Mr. Kessler sued Charlottesville and the city manager over the rejection in March, and Magistrate Judge Joel C. Hoppe has been tasked with ruling whether the rally should occur.
Seven weeks until the slated date, Mr. Kessler’s attorneys filed their request Friday seeking an order ensuring the event can unfold.
“Plaintiff is likely to succeed on the merits of its claims and will suffer irreparable harm in the absence of preliminary relief,” attorneys Elmer Woodard and James Kolenich wrote on Mr. Kessler’s behalf. “The balance of equities tilts strongly in its favor, and an injunction protecting Plaintiff’s constitutional rights is accord with the public interest.”
In an accompanying motion, Mr. Kolenich claimed that Mr. Kessler was rejected “based on the content of his speech.”
“The City is suppressing Mr. Kessler’s speech due to it’s content. The City may not join in or acquiesce in a heckler’s veto of Mr. Kessler’s speech,” Mr. Kolenich wrote.
Charlottesville’s city manager, Maurice Jones, did not immediately return an email seeking comment.
A white nationalist activist and blogger, Mr. Kessler organized last year’s rally as a protest held in response to the city’s decision to remove a statue of Confederate Army Gen. Robert E. Lee. Clashes erupted on the morning of the event between far-right participants and counterprotesters, however, and three people died in connected to the chaos that ensued.
Mr. Kessler received permission from Charlottesville last year to hold the inaugural “Unite the Right” at Emancipation Park, the site of the Lee statue, but the city revoked his permit on the eve of the event and asked him to relocate. He subsequently sued the city with the help of the American Civil Liberties Union and successfully obtained a temporary injunction hours before last year’s rally that allowed him to proceed as originally planned.
Heather Heyer, a 32-year-old legal assistant, was killed following last year’s rally after a person identified as a “Unite the Right” participant drove a car into a crowd of counterprotesters, according to police. James Alex Fields Jr. of Ohio has been charged in her murder and is awaiting trial. Two state troopers, Lieutenant H. Jay Cullen and Trooper Berke M. M. Bates, were killed in a helicopter crash while monitoring the chaos.
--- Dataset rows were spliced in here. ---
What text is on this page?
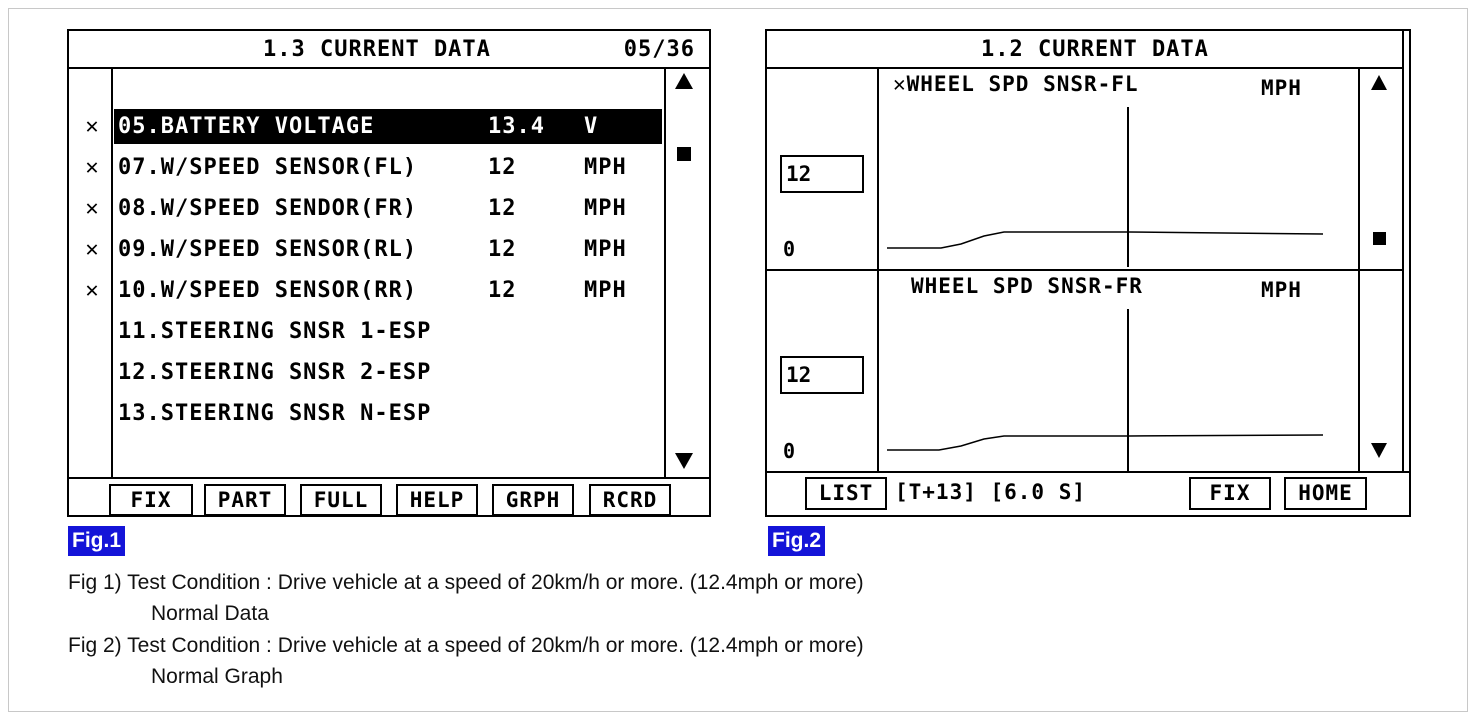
1.3 CURRENT DATA	05/36
✕ 05.BATTERY VOLTAGE	13.4 V
✕ 07.W/SPEED SENSOR(FL)	12	MPH
✕ 08.W/SPEED SENDOR(FR)	12	MPH
✕ 09.W/SPEED SENSOR(RL)	12	MPH
✕ 10.W/SPEED SENSOR(RR)	12	MPH
11.STEERING SNSR 1-ESP
12.STEERING SNSR 2-ESP
13.STEERING SNSR N-ESP
FIX	PART	FULL	HELP	GRPH	RCRD
Fig.1
1.2 CURRENT DATA
✕WHEEL SPD SNSR-FL	MPH
12
0
WHEEL SPD SNSR-FR	MPH
12
0
LIST	[T+13] [6.0 S]	FIX	HOME
Fig.2
Fig 1) Test Condition : Drive vehicle at a speed of 20km/h or more. (12.4mph or more)
Normal Data
Fig 2) Test Condition : Drive vehicle at a speed of 20km/h or more. (12.4mph or more)
Normal Graph
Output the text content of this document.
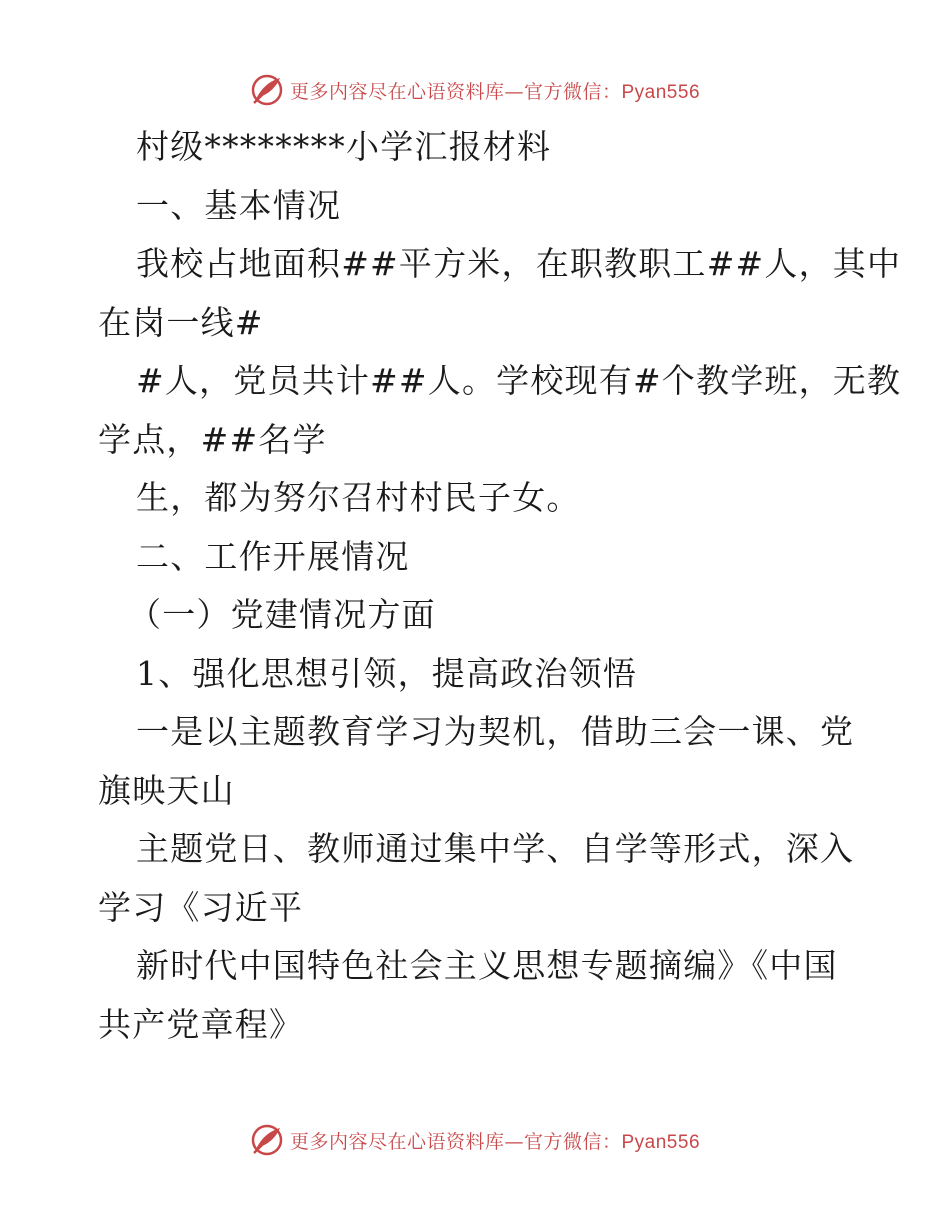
更多内容尽在心语资料库—官方微信：Pyan556
村级********小学汇报材料
一、基本情况
我校占地面积##平方米，在职教职工##人，其中
在岗一线#
#人，党员共计##人。学校现有#个教学班，无教
学点，##名学
生，都为努尔召村村民子女。
二、工作开展情况
（一）党建情况方面
1、强化思想引领，提高政治领悟
一是以主题教育学习为契机，借助三会一课、党
旗映天山
主题党日、教师通过集中学、自学等形式，深入
学习《习近平
新时代中国特色社会主义思想专题摘编》《中国
共产党章程》
更多内容尽在心语资料库—官方微信：Pyan556
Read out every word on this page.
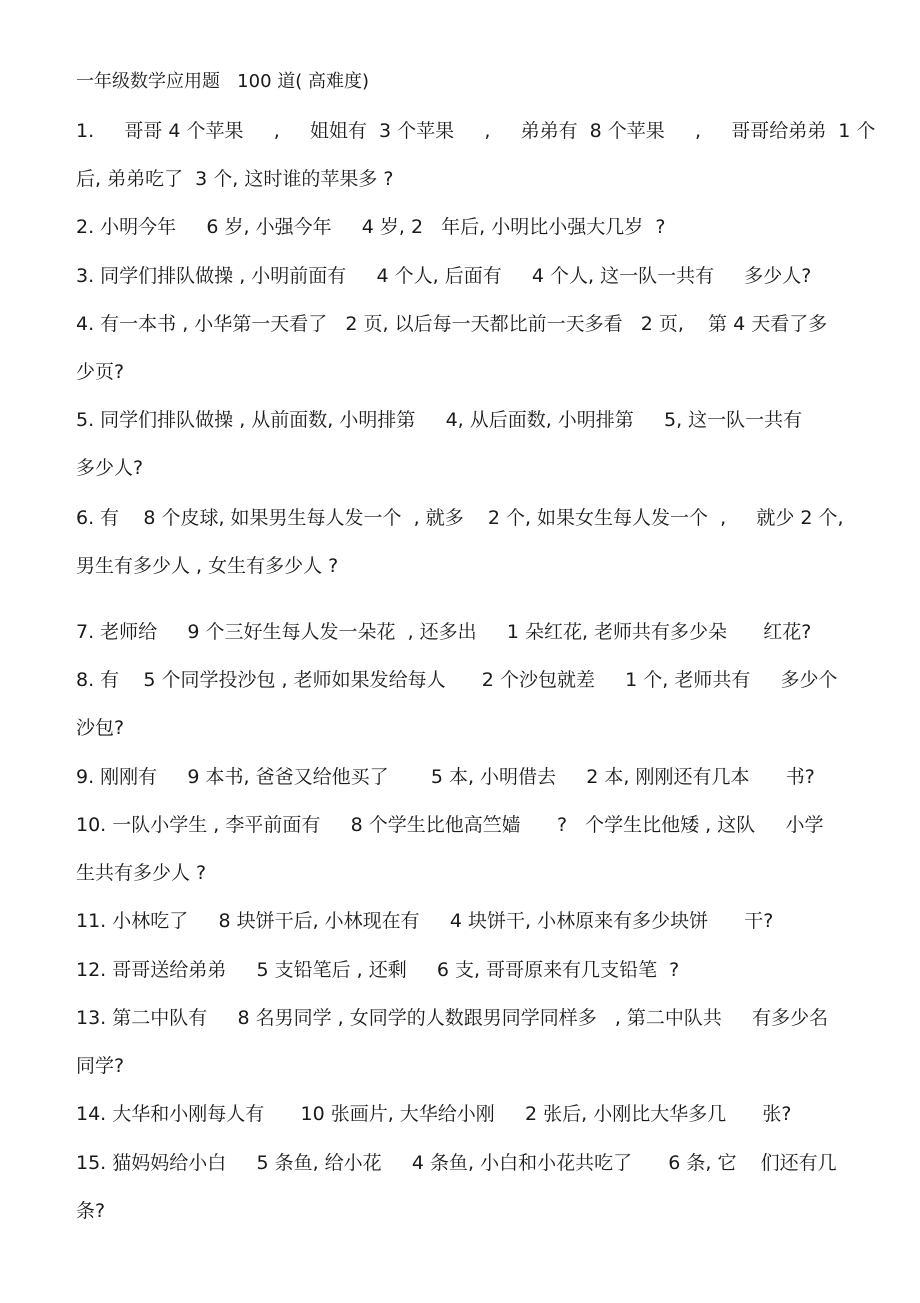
一年级数学应用题   100 道( 高难度)
1.     哥哥 4 个苹果     ,     姐姐有  3 个苹果     ,     弟弟有  8 个苹果     ,     哥哥给弟弟  1 个
后, 弟弟吃了  3 个, 这时谁的苹果多 ?
2. 小明今年     6 岁, 小强今年     4 岁, 2   年后, 小明比小强大几岁  ?
3. 同学们排队做操 , 小明前面有     4 个人, 后面有     4 个人, 这一队一共有     多少人?
4. 有一本书 , 小华第一天看了   2 页, 以后每一天都比前一天多看   2 页,    第 4 天看了多
少页?
5. 同学们排队做操 , 从前面数, 小明排第     4, 从后面数, 小明排第     5, 这一队一共有
多少人?
6. 有    8 个皮球, 如果男生每人发一个  , 就多    2 个, 如果女生每人发一个  ,     就少 2 个,
男生有多少人 , 女生有多少人 ?
7. 老师给     9 个三好生每人发一朵花  , 还多出     1 朵红花, 老师共有多少朵      红花?
8. 有    5 个同学投沙包 , 老师如果发给每人      2 个沙包就差     1 个, 老师共有     多少个
沙包?
9. 刚刚有     9 本书, 爸爸又给他买了       5 本, 小明借去     2 本, 刚刚还有几本      书?
10. 一队小学生 , 李平前面有     8 个学生比他高竺嫱      ?   个学生比他矮 , 这队     小学
生共有多少人 ?
11. 小林吃了     8 块饼干后, 小林现在有     4 块饼干, 小林原来有多少块饼      干?
12. 哥哥送给弟弟     5 支铅笔后 , 还剩     6 支, 哥哥原来有几支铅笔  ?
13. 第二中队有     8 名男同学 , 女同学的人数跟男同学同样多   , 第二中队共     有多少名
同学?
14. 大华和小刚每人有      10 张画片, 大华给小刚     2 张后, 小刚比大华多几      张?
15. 猫妈妈给小白     5 条鱼, 给小花     4 条鱼, 小白和小花共吃了      6 条, 它    们还有几
条?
Mr. Jones, the city manager, previously said that permitting a second “Unite the Right” in Charlottesville “presents a danger to public safety and it cannot be accommodated within a reasonable allocation of city funds and/or police resources.”
Earlier this month, meanwhile, Mr. Kessler filed paperwork with the National Park Service requesting permission to hold a “white civil rights rally” in front of the White House during the same weekend of his proposed Charlottesville event.
“No permit has been issued at this time,” NPS spokesman Michael Litterst told The Washington Times on Wednesday. “The review and permitting process will ensure public safety and the protection of park resources are taken into consideration; we do not consider the content of the message presented.”